As novas manobras em torno do Código Florestal

Com parte da base governista na Câmara “rebelada”, ruralistas querem modificações no projeto que veio do Senado. Governo não as aceita — mas também não quer bater de frente…

Por Vinicius Mansur, no Carta Maior

Brasília – A votação do Código Florestal foi adiada mais uma vez pela Câmara dos Deputados nesta terça-feira (6). Sem maiores explicações, o relator da matéria, Paulo Piau (PMDB-MG), pediu mais uma semana para “aprimorar o texto”. O deputado Sarney Filho (PV-MA), contrário aos dois projetos de alteração do Código que estão em jogo, brincou: “Um mês presidente, dê um mês”. O líder da Frente de Agricultura, Moreira Mendes (PSD-RO), não reagiu com o mesmo humor: “Peço que vote na semana que vem, sem mais postergação”.

Por trás do pedido discreto do relator Piau esconde-se uma enorme batalha entre o governo e parte de sua instável base aliada. O governo quer ver o projeto elaborado no Senado aprovado na íntegra pela Câmara. Segundo a ministra das Relações Institucionais, Ideli Salvatti, este projeto foi amplamente consensuado, inclusive, com a bancada ruralista. Os representantes do agronegócio, entretanto, ainda buscam resgatar trechos do texto aprovado pela Câmara em maio do ano passado.

Eles lutam essencialmente por dois pontos. Retomar a chamada emenda 164 da Câmara, de autoria do próprio Piau, que anistiava desmatamentos em áreas de preservação permanente (APP) e retirar o artigo 1º do projeto do Senado, que estabelece princípios que visam garantir a preservação e recuperação da natureza, o combate às mudanças climáticas, as florestas e a biodiversidade como um bem comum dos habitantes do país, entre outros.

O governo não aceita estas alterações, mas também não quer bater de frente. A primeira grande derrota do Palácio do Planalto, sob o comando de Dilma, no Congresso foi justamente na emenda 164, quando 273 deputados contrariaram a indicação de voto do governo e aprovaram a medida, contra outros 164.

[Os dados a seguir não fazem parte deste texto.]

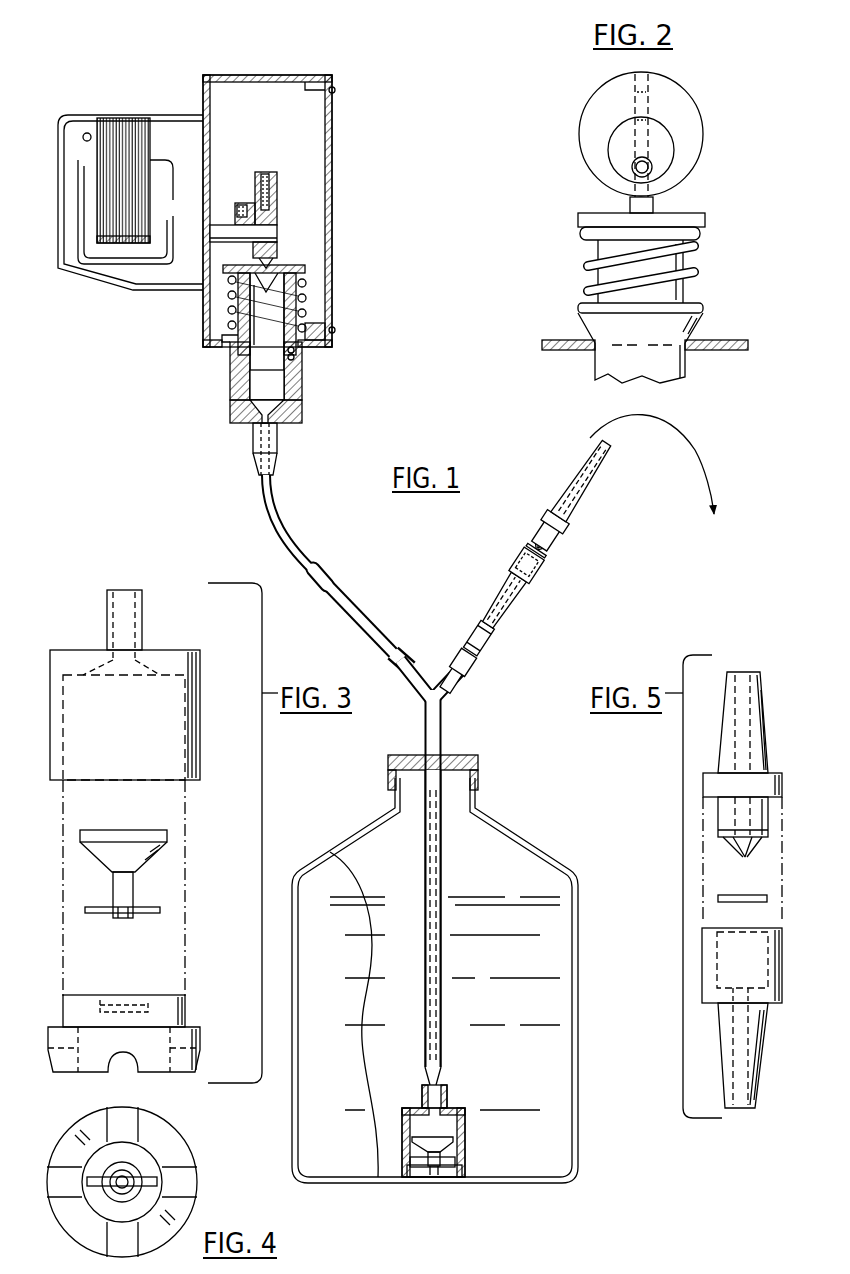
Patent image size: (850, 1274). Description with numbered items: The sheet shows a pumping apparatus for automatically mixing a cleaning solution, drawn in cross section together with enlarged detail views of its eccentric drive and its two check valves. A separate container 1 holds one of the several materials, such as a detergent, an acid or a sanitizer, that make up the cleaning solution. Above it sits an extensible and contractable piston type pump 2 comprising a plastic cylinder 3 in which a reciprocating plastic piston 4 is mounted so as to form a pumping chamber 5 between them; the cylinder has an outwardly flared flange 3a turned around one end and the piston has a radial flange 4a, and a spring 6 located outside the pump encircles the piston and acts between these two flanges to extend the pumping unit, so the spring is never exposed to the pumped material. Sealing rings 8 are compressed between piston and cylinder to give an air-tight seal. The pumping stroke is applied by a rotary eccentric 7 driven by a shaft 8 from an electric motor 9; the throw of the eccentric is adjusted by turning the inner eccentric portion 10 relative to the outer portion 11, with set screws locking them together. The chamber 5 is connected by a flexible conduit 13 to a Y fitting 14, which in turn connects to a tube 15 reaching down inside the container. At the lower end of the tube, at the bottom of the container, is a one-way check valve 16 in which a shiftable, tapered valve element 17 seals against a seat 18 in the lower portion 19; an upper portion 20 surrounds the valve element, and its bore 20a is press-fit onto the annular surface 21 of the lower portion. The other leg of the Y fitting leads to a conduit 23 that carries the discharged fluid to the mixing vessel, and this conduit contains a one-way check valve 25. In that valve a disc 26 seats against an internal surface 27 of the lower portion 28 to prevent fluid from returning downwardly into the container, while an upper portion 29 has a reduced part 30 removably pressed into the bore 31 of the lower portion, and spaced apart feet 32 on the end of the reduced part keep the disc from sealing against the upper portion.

In FIG. 1, the container 1 is at (528, 836).
In FIG. 1, the piston type pump 2 is at (311, 172).
In FIG. 1, the cylinder 3 is at (300, 412).
In FIG. 1, the outwardly flared flange 3a is at (232, 337).
In FIG. 2, the outwardly flared flange 3a is at (702, 322).
In FIG. 1, the piston 4 is at (297, 291).
In FIG. 2, the piston 4 is at (668, 267).
In FIG. 3, the piston 4 is at (40, 1073).
In FIG. 1, the radial flange 4a is at (308, 270).
In FIG. 2, the radial flange 4a is at (707, 220).
In FIG. 1, the pumping chamber 5 is at (262, 376).
In FIG. 1, the spring 6 is at (307, 313).
In FIG. 2, the spring 6 is at (698, 275).
In FIG. 1, the eccentric 7 is at (283, 209).
In FIG. 2, the eccentric 7 is at (708, 160).
In FIG. 1, the shaft 8 is at (236, 226).
In FIG. 2, the shaft 8 is at (634, 168).
In FIG. 1, the electric motor 9 is at (123, 247).
In FIG. 2, the inner eccentric portion 10 is at (664, 143).
In FIG. 2, the outer portion 11 is at (686, 103).
In FIG. 1, the flexible conduit 13 is at (303, 535).
In FIG. 1, the Y fitting 14 is at (444, 733).
In FIG. 1, the tube 15 is at (440, 884).
In FIG. 1, the one-way check valve 16 is at (451, 1129).
In FIG. 3, the one-way check valve 16 is at (129, 831).
In FIG. 4, the one-way check valve 16 is at (131, 1181).
In FIG. 1, the valve element 17 is at (423, 1137).
In FIG. 3, the valve element 17 is at (156, 857).
In FIG. 4, the valve element 17 is at (116, 1192).
In FIG. 1, the seat 18 is at (454, 1154).
In FIG. 3, the seat 18 is at (107, 998).
In FIG. 1, the lower portion 19 is at (462, 1170).
In FIG. 3, the lower portion 19 is at (188, 1010).
In FIG. 4, the lower portion 19 is at (182, 1153).
In FIG. 1, the upper portion 20 is at (451, 1108).
In FIG. 3, the upper portion 20 is at (198, 678).
In FIG. 3, the bore 20a is at (66, 749).
In FIG. 1, the annular surface 21 is at (412, 1156).
In FIG. 3, the annular surface 21 is at (63, 1004).
In FIG. 1, the conduit 23 is at (492, 637).
In FIG. 1, the one-way check valve 25 is at (562, 551).
In FIG. 5, the one-way check valve 25 is at (791, 732).
In FIG. 1, the disc 26 is at (509, 563).
In FIG. 5, the disc 26 is at (766, 898).
In FIG. 5, the internal surface 27 is at (765, 985).
In FIG. 1, the lower portion 28 is at (521, 591).
In FIG. 5, the lower portion 28 is at (763, 1041).
In FIG. 1, the upper portion 29 is at (556, 528).
In FIG. 5, the upper portion 29 is at (766, 756).
In FIG. 1, the reduced part 30 is at (519, 553).
In FIG. 5, the reduced part 30 is at (769, 810).
In FIG. 5, the bore 31 is at (765, 952).
In FIG. 1, the feet 32 is at (548, 568).
In FIG. 5, the feet 32 is at (742, 859).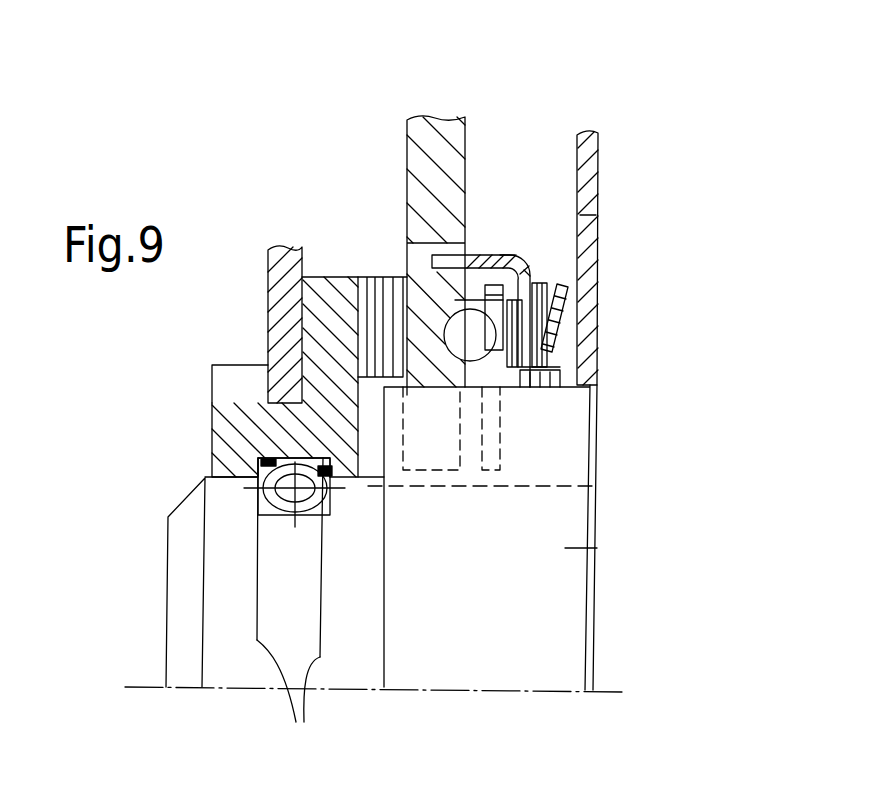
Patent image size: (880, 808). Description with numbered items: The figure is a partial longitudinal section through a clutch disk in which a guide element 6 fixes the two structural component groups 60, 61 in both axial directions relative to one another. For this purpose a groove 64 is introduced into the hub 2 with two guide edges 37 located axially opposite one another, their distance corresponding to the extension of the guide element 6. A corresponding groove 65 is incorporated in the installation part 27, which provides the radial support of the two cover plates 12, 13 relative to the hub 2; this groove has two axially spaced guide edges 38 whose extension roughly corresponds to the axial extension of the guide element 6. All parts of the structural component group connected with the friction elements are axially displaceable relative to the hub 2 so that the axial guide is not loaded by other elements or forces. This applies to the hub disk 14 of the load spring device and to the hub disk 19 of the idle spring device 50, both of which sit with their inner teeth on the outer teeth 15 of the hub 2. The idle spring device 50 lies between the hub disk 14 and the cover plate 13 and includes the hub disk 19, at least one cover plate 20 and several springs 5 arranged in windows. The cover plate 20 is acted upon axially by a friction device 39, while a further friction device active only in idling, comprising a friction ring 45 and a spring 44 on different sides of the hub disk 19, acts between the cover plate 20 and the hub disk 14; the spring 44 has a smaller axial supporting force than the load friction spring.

A maior parte dos ruralistas que querem alterar o projeto do Senado são do PMDB. Por isso, o governo foi cobrar do ministro da Agricultura, o peemedebista Mendes Ribeiro, os votos do partido. Na segunda-feira (5), Ribeiro veio a público declarar ser “prudente” o adiamento da votação “por uma questão de procedimento”. A pressão rendeu mais uma semana para o governo fechar acordo com o PMDB, que tem reclamado da falta de indicações para cargos estatais.

Sociedade fora do Congresso

Como já anunciado pela Carta Maior, a sociedade civil organizada no Comitê Brasil em Defesa das Florestas e do Desenvolvimento Sustentável e os deputados aliados à ele já não tem esperanças que um bom texto seja aprovado pelo Congresso. “Estamos entre um texto ruim [o do Senado] e um muito pior [o da Câmara]”, disse Chico Alencar (Psol-RJ).

O Comitê aproveita o adiamento para intensificar a pressão sobre a Presidência da República. Na manhã desta quarta-feira (7) as organizações realizam um ato em Brasília com a montagem de um banner vivo escrito ‘Veta Dilma!’.